11.3 The Licensor may name the Customer as a referential customer as of conclusion of this Customer Agreement. The Licensee can deny this right at the time of the conclusion of this Customer Agreement as well as at any time afterwards by submitting a request via email to i[email protected], requesting the references to be deleted. Upon receipt of such request, the Licensor will remove any reference to the Licensee within 30 days and make no further reference to the Licensee.

11.4 The Licensor shall be entitled to send emails to the Licensee with marketing materials regarding products and services of the Licensor similar or connected to the Software, unless the Licensee objects to such emails of the Licensor via email to [email protected]. The Licensee can object to such emails of the Licensor at any time.

11.5 The information Licensee provides will be used by Licensor to provide support services, to promote our services and to fulfill legal obligations (e.g. accounting). Information about Licensee will not be shared with third parties. Licensor will hold the personal data Licensee provided to Licensor for 3 years after the expiration of an active license, for 1 year after the expiration of an evaluation license. Licensee has the right to access his personal information, to object to the processing of his personal information, to rectify, to erase, to restrict, to port his personal information and to apply to a data protection authority. Any requests or objections regarding data protection issues you may direct to our data protection officer, whom you may contact for instance under [email protected].

11. Taxes

11.1 Payments made by the Licensee under this Agreement exclude any taxes or duties payable in respect to the goods or services supplied in the jurisdiction where the payment is either made or received. To the extent that any such taxes or duties are payable by Licensor, the Licensee must pay to Licensor the amount of such taxes or duties in addition to the License Fee under this Agreement.

12. Applicable law, Exclusive venue, and Severability

12.1 This EULA shall be governed exclusively by German law excluding its conflict of laws rules and the standard UN Convention on Contracts for the International Sale of Goods (CISG).

12.2 Exclusive venue for all disputes arising from this agreement is Hamburg / Germany.

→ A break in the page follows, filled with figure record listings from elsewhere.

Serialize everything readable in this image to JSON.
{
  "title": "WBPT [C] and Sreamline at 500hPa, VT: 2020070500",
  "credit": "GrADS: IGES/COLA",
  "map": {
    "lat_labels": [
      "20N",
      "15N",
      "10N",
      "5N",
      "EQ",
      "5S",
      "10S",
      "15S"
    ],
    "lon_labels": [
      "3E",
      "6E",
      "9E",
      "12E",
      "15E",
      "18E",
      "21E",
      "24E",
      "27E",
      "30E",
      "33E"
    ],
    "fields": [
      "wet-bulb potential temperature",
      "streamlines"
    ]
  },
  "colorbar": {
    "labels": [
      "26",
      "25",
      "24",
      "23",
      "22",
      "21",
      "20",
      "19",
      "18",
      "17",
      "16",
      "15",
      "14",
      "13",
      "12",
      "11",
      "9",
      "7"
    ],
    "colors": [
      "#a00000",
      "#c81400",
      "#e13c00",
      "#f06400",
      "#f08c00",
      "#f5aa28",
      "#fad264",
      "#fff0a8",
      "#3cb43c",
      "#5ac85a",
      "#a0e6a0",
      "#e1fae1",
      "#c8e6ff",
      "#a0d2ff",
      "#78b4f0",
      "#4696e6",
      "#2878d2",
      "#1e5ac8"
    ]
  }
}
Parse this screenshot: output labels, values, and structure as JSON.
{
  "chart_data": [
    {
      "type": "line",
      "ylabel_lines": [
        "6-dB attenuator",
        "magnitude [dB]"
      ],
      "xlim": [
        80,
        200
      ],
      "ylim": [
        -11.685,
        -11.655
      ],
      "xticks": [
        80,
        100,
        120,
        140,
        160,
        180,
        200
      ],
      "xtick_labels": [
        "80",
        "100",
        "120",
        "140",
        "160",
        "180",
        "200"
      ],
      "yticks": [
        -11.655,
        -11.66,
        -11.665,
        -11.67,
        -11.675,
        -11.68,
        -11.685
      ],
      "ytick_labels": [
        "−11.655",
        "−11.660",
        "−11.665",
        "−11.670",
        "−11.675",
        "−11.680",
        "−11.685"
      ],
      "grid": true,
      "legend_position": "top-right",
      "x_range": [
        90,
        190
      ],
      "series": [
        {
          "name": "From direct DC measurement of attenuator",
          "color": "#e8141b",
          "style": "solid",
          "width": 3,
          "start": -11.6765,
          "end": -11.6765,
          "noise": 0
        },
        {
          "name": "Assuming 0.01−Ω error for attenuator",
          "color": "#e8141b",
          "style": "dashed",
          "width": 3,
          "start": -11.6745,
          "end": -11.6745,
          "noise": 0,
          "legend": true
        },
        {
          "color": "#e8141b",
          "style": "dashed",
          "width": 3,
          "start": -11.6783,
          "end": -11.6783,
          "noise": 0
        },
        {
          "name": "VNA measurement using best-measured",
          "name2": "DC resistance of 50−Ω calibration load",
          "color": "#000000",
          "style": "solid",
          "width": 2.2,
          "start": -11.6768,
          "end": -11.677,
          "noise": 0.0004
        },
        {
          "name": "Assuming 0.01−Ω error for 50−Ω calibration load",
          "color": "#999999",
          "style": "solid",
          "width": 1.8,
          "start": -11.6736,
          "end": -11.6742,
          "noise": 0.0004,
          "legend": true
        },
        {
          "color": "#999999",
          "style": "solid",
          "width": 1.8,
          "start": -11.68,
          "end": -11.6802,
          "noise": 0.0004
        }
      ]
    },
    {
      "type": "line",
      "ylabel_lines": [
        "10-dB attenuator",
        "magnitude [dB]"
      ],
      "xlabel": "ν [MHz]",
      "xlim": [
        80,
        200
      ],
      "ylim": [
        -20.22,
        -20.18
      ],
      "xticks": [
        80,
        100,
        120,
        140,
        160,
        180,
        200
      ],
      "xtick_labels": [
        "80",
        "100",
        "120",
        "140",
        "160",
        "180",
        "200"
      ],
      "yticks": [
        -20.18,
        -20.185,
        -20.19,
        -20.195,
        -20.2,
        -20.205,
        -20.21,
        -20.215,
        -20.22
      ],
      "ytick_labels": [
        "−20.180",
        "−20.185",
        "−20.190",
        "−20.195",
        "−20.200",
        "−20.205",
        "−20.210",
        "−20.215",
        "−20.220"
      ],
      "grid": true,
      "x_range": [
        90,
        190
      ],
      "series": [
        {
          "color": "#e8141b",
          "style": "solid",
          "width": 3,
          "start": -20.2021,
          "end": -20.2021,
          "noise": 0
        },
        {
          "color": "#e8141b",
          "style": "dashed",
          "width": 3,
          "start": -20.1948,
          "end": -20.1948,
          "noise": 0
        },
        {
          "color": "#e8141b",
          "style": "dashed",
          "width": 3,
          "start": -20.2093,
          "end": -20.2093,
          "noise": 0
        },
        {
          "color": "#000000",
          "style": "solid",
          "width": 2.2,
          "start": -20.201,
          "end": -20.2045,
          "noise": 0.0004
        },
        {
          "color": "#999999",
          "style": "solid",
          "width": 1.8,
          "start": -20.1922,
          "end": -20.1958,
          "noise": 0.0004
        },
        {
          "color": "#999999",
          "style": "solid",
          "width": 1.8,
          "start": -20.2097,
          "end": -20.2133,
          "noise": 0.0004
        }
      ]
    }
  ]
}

12.3 If any provision of this Agreement is prohibited, invalid or unenforceable in any jurisdiction, that provision will, as to that jurisdiction be ineffective to the extent of the prohibition, invalidity or enforcement without invalidating the remaining provisions of this Agreement or affecting the validity or enforcement of that provision in any other jurisdiction.

Appendix A – Trial Period

The Licensee may test the Software free of charge for a period of 30 days by downloading the Software via the button “Try it free” on the Licensor’s Marketplace page. The Licensee may renew the Test License five times, each time by downloading the Software via the button “Try it free” on the Licensor’s Marketplace page again. With the expiry of each Trial Period the Software will automatically stop functioning.

The following provisions shall apply to Trial Periods and take precedence over the general provisions of this EULA set in sections 1 to 12:

1. The Licensor shall not be obliged to any maintenance or support. The statutory provisions of the German Civil Code shall apply in respect of Our warranty and liability obligations.

2. The Licensor shall grant to the Licensee a worldwide, nonexclusive, right of use of the Software for 30 days – solely on hardware systems owned, leased or controlled by the Licensee.

3. The Licensee shall not be entitled to transfer the Software or any parts thereof to a third party.

4. The right granted to Licensee pursuant to sec. 2 of this appendix shall commence with the download of the Software.

5. The statutory provisions of the German Civil Code shall apply in respect of the Licensor’s warranty and liability obligations.